Making disclosure work
The authors offer several suggestions to make disclosure policies more effective:
- Simplification – If people don’t read or can’t understand a disclosure, its only effects will be those on the discloser (such as moral licensing, or the spotlight effect). The authors suggest changing disclosure mandates to reduce the number of less-important items, so people will recognize the more-important items.
- Standardized and comparative information – People make better choices when disclosures enable them to compare similar products or services and balance relevant tradeoffs. As positive examples, they cite energy efficiency ratings for appliances and automobiles.
- Social comparison information – We can encourage good behavior simply by publishing it, such as Forbes list of top philanthropists, or sending out ‘energy report cards’ that score customers’ power bills against their neighbors’. But we must be aware of possible counter-effects: in one study, Republicans who had top energy report cards – used less power than their neighbors – increased their usage after they saw their scores.
- Vividness – Disclosures with vivid images are more effective than mere words … unless they turn away the very people who should pay attention (such as smokers muting or changing channels to avoid those gruesome TV ads).
- Smart disclosures and intermediaries – Disclosures may be more effective if delivered through a neutral intermediary, to reduce the moral licensing, panhandling effect, and insinuation anxiety responses.

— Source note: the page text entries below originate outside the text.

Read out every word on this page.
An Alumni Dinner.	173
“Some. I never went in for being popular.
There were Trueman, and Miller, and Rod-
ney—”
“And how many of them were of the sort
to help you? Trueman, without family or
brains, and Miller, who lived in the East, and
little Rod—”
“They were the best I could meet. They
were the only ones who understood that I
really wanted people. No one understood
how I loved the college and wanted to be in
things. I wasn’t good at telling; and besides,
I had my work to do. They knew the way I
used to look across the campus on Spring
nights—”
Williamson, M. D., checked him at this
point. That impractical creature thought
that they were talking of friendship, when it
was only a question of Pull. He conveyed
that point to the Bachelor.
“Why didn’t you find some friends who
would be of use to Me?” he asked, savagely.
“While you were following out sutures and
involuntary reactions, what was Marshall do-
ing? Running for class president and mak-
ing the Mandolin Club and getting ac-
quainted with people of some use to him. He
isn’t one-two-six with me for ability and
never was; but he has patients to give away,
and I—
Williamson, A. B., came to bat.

Finally, and perhaps most important, policymakers must recognize the limits of mandatory disclosure policies:
As we have shown, disclosure holds considerable promise as a tool of public policy, especially as a means of altering the behavior of disclosers as opposed to disclosees. However, it also has severe limitations, and can backfire in certain situations, damaging the interests of those it is intended to help. Given these limitations, and the always present temptation of taking the path of least resistance, policy makers need to be vigilant against the risk that mandatory information disclosure policies will be implemented as a substitute for other, often more effective, regulatory interventions.
Mere disclosure will not prevent all market failures, because we are not purely rational economic actors. As the authors conclude, when it comes to the effects of disclosure … “Psychology Changes Everything.”